Limbah kaca yang tidak berguna dimanfaatkan Aan Priyanto untuk meningkatkan kualitas garam.

Mengetahui limbah kaca yang tidak bisa terdegradasi dengan cepat, mahasiswa yang akrab dipanggil Aan ini mengubahnya menjadi komposit berpori atau penyaring (filter). Penelitiannya ini dilakukan melalui metode hidrotermal sebagai filter brackish water.

Bersama temannya Susanto dan Alif Fuadah serta dua dosennya Sulhadi dan Mahrdika Prasetya Aji, Aan melakukan penelitian ini untuk meningkatkan kualitas garam. Kualitas garam selama ini masih rendah. Hal itu yang menjadikan Indonesia masih melakukan impor garam. Padahal Indonesia merupakan negara maritim yang tentunya dapat memproduksi garam yang sangat melimpah.

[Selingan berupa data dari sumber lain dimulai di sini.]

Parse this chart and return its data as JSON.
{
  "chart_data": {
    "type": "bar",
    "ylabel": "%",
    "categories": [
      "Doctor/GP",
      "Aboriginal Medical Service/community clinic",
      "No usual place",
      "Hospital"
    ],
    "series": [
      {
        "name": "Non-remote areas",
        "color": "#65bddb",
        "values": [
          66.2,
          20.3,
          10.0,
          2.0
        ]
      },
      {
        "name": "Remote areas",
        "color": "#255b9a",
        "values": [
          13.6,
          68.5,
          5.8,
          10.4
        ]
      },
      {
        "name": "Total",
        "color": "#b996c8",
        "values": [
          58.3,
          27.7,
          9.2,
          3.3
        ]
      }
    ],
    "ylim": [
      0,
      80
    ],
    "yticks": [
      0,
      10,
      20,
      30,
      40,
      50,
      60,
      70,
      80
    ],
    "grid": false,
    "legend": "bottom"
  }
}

Menurut Aan, kualitas garam Indonesia masih rendah karena kandungan garam tidak murni NaCl tapi terdapat banyak zat lain (pengotor) yang ikut tercampur dalam garam, seperti SO42, Ca2+ , dan lain-lain. Dengan menggunakan komposit berpori garam tersebut, garam yang masih kotor tersebut disaring sehingga zat-zat pengotor tidak bisa lewat dan kemudian hasil saringan diuji menggunakan uji FTIR, AAS, dan uji lain.

Variasi yang digunakan dalam penelitian ini adalah variasi PEG dari satu persen hingga sepuluh persen. Kaca awalnya dihancurkan hingga berukuran sangat kecil (halus)  dan menjadi serbuk kaca menggunakan ball mailing. Serbuk kaca itu kemudian dibentuk dan dicampur dengan PEG dan akhirnya digunakan untuk menyaring garam.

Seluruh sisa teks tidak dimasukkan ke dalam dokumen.